The issuer's cash flow is not sufficient to meet its financial obligations. It is also known as an additional risk taken by the company's shareholders when the company uses debt and equity
Copyright © 2011 Campbell R. Harvey, Duke University, Fukua Business School of Finance Professor
Financial risk is one of the top priority risk types for each business. Financial risk is caused by changes in the market and changes in the market include many factors. Based on this, financial risk can be categorized into various types such as market risk, credit risk, liquidity risk, operational risk and legal risk. This risk is due to price fluctuation of financial products. Market risk can be divided into target risk and non-target risk. Target risk is caused by changes in stock prices, interest rates, etc. On the other hand, omnidirectional risk may be the risk of fluctuation.

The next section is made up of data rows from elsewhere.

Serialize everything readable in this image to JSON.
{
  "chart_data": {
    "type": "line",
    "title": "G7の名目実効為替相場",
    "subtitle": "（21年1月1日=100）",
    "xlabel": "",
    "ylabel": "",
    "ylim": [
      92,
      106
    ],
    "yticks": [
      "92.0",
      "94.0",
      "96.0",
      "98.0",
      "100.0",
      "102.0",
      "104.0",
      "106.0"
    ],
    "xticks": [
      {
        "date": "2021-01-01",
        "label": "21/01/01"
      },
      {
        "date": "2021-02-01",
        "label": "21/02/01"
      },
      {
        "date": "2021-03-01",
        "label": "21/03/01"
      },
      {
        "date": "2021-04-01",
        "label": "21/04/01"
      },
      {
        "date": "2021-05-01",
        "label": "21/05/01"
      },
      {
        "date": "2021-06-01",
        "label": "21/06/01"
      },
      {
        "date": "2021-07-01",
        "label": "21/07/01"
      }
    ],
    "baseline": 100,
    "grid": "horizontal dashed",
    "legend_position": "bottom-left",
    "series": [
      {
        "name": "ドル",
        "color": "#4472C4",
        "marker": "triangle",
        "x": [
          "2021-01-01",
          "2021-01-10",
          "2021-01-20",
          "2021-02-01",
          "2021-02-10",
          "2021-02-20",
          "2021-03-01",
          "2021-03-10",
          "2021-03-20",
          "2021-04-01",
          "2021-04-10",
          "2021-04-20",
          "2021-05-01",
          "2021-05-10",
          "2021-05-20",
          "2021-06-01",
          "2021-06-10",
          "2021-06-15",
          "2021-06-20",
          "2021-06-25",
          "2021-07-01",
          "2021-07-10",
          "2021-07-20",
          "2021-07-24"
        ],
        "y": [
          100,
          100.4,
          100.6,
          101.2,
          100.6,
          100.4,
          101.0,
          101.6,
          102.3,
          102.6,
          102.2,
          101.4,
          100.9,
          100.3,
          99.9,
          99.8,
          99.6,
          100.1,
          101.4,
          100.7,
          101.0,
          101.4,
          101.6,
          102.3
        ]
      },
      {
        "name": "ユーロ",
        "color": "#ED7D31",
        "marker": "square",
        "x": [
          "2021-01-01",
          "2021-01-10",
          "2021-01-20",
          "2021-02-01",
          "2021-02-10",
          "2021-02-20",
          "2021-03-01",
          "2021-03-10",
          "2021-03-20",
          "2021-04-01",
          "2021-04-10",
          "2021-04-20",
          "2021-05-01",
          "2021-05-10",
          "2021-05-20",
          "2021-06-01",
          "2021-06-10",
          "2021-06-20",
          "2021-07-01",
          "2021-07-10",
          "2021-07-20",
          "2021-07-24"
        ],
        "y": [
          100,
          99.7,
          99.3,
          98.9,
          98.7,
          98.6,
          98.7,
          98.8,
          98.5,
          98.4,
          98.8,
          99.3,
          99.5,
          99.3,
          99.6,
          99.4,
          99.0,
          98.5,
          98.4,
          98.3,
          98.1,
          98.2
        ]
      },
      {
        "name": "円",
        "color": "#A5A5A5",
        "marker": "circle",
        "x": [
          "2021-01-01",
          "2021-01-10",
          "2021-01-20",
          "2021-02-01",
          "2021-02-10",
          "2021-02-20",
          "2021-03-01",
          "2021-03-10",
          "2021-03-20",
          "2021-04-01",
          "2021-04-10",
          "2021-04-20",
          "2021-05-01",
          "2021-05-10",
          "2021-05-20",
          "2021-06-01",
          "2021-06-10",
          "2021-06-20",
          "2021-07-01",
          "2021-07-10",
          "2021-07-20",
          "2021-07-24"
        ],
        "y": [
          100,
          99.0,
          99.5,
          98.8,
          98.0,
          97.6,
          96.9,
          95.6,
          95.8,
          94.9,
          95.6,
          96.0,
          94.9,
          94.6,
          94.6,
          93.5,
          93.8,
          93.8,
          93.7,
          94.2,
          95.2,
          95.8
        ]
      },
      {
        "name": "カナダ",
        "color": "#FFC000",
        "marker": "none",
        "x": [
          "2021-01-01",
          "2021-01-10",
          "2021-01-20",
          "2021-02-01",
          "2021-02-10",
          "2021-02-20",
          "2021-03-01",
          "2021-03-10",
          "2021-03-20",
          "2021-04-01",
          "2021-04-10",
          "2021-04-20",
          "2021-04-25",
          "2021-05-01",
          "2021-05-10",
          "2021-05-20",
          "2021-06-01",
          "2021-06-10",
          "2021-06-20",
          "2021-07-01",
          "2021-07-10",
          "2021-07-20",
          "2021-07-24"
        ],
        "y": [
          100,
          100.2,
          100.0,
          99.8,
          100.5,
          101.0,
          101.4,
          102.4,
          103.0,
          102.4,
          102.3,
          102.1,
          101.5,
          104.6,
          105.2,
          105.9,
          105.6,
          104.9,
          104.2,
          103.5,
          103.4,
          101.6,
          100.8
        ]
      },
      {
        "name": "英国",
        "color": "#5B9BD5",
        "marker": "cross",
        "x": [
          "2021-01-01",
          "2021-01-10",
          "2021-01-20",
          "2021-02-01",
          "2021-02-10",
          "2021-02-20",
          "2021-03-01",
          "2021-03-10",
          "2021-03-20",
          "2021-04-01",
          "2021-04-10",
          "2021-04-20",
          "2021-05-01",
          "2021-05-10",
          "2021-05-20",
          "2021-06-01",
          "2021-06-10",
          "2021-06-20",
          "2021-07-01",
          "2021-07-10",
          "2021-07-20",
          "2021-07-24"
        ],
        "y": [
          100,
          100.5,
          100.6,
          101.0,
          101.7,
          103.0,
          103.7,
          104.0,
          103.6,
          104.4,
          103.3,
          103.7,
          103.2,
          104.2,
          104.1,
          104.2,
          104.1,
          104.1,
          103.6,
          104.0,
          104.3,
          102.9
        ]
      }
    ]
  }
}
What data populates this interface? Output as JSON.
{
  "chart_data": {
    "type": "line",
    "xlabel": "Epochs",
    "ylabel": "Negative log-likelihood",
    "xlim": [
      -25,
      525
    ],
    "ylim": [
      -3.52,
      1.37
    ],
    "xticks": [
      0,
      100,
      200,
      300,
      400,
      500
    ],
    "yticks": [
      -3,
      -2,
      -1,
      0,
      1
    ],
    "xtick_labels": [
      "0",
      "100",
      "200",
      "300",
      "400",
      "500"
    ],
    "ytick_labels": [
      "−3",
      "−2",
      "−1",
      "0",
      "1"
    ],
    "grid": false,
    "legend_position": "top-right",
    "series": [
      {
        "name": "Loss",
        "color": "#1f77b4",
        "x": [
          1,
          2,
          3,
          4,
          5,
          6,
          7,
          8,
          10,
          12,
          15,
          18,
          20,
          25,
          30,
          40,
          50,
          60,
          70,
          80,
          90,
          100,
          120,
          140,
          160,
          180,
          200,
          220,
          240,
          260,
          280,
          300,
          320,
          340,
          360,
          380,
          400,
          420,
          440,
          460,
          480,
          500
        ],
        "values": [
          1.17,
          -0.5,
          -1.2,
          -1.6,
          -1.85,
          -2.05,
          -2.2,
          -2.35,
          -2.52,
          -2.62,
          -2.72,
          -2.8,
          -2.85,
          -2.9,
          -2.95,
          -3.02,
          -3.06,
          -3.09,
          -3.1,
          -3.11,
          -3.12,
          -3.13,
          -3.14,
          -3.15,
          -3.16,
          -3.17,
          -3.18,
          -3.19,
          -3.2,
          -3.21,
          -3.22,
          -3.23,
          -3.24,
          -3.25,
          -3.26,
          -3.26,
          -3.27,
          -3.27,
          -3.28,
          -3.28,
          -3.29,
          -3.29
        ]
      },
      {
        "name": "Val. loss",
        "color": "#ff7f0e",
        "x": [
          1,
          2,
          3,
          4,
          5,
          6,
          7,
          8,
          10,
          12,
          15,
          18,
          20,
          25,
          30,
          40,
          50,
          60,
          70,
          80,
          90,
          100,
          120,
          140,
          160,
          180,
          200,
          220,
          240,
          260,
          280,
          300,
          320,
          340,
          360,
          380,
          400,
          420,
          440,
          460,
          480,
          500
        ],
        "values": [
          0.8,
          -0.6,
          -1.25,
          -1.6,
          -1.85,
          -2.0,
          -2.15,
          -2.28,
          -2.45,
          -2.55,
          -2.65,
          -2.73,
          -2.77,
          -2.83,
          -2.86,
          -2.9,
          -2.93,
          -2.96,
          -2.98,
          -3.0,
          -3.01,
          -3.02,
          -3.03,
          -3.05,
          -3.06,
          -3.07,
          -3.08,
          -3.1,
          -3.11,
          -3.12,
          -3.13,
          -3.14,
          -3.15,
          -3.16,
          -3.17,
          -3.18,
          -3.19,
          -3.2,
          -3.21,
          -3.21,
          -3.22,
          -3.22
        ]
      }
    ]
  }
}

Webster Dictionary defines risk as "predicting and evaluating financial risks and identifying procedures to avoid or minimize their impact." Proper risk management is to identify these risks and address them appropriately to minimize the impact they have on the portfolio. Transactions are gambling and some people say risk management is a fraud because the result is always uncertain. This is correct to some extent. Gambling is defined as "betting uncertain results" in Webster's dictionary. By definition, a transaction is a type of gambling, but by identifying risks, taking advantage of the possibilities and adopting cautious management, traders will find the advantage of succeeding in distinguishing them from those in the casino I can. Any professional gamblers going to casinos can say that your chances of winning are very low. But in trading, you are the only person who needs to beat you.